Bicyclists Overtaking Cars
Bicyclists on roadways must exercise due care and leave a safe distance when passing a standing vehicle or one proceeding in the same direction.
Cars Overtaking Bicyclists
Motor vehicle drivers are required to pass bicyclists at a safe distance of no less than three (3) feet clearance.
- At night, a bicycle must be equipped with a front white light visible from 500 feet away and a rear red reflector visible from 100 to 600 feet away.
- Every bicycle must have a rear brake or front and rear brakes which enable the bicyclist to make the braked wheels skid on dry, level, clean pavement. A bicycle equipped with a direct or fixed gear that can make the rear wheel skid on dry, level, clean pavement is compliant.
- Bicyclists are required to ride within one lane, no lane splitting.
- Bicyclists may not carry any package that prevents him/her from keeping both hands upon the handlebars or impedes the proper ability to brake.
- Clinging to motor vehicles while bicycling is not permitted.
- A bicycle may not carry more than the number of persons for which it is designed.
- Bicyclists may not park on sidewalks.
Minnesota No-Fault Law and Bicyclists
- In Minnesota, if a bicyclist has a vehicle covered by auto insurance and is injured on their bicycle, their own automobile insurance provides No-Fault coverage (in most situations and cases).
- No-Fault coverage means a minimum of $20,000 of medical coverage, and $20,000 of wage loss coverage, as well as other benefits.
- The fact that there is No-Fault coverage does not mean a bicyclist has no claim against a driver at fault in the accident.

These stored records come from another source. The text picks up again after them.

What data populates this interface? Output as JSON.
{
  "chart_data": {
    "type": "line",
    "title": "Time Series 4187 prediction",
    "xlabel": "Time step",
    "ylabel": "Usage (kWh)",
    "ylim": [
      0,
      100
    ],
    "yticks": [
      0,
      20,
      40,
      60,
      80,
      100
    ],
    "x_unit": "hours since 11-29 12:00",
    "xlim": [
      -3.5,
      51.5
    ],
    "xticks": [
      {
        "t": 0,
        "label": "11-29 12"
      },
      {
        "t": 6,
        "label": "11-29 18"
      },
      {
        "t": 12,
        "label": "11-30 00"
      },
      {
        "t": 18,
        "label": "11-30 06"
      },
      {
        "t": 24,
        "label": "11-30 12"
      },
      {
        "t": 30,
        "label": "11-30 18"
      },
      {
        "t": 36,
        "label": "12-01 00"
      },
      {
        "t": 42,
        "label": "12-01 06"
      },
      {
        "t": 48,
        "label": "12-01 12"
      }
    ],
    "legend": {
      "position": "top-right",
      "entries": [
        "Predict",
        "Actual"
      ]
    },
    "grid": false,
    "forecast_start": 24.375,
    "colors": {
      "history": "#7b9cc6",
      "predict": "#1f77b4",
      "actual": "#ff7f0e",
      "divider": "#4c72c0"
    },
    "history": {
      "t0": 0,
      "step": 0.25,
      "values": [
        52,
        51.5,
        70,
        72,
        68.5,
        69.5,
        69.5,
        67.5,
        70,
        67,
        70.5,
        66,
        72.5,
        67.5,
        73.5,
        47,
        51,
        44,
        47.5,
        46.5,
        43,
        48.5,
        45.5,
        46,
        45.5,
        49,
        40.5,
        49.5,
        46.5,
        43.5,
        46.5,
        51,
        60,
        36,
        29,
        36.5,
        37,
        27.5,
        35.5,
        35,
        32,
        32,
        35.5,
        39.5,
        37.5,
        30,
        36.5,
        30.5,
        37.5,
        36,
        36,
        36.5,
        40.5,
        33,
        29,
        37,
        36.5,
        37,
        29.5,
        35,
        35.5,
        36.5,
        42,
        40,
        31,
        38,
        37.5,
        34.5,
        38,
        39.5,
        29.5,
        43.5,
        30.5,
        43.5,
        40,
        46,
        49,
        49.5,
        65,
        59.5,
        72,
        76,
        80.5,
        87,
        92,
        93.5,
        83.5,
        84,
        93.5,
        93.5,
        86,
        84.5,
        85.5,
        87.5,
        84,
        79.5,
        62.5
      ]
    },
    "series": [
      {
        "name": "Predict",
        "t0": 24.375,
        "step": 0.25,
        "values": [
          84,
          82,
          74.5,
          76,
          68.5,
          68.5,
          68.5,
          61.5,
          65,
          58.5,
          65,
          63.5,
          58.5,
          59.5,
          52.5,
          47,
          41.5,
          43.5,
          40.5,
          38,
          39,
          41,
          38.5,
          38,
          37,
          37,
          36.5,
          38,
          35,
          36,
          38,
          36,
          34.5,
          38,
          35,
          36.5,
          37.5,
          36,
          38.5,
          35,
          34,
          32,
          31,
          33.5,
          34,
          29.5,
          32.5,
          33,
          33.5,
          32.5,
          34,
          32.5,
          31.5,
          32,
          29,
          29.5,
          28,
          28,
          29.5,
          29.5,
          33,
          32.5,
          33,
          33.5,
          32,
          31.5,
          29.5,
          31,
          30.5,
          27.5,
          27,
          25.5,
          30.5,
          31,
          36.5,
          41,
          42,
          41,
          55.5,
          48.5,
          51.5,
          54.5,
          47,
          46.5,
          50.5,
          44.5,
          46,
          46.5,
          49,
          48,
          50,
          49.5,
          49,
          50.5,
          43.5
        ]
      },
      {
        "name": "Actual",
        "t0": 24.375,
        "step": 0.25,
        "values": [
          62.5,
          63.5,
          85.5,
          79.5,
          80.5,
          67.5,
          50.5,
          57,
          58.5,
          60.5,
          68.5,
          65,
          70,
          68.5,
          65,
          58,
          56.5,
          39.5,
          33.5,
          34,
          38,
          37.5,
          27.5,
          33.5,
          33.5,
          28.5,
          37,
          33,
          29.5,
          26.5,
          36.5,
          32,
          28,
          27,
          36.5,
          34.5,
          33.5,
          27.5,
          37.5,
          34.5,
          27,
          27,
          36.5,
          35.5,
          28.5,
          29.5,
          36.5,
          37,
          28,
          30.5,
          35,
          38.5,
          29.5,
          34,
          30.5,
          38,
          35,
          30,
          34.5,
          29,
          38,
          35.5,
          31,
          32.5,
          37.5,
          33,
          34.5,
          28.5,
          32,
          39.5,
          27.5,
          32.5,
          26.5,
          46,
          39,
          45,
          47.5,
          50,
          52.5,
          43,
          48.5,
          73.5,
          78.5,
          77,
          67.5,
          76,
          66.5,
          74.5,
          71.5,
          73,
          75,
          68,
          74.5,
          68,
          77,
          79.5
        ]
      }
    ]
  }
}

Instead, the bicyclist typically has both a No-Fault claim and a bodily injury claim against the driver at fault.
- This is a benefit to the bicyclist since No-Fault payments for bills and wage loss are usually made quite promptly.
Accidents Due to Defective Bicycle
- When a bicycle defect causes a crash and injury, a claim can be made for the defect in Minnesota.
- Minnesota law is extremely complicated in cases of defective bicycles, and a full explanation is not possible, as it would be very lengthy.
- It is important to keep in mind that in defect cases, it is critical that the defective bicycle and all defective parts be kept and not lost.
- The bicycle and parts must be kept in the same condition as on the day of the accident.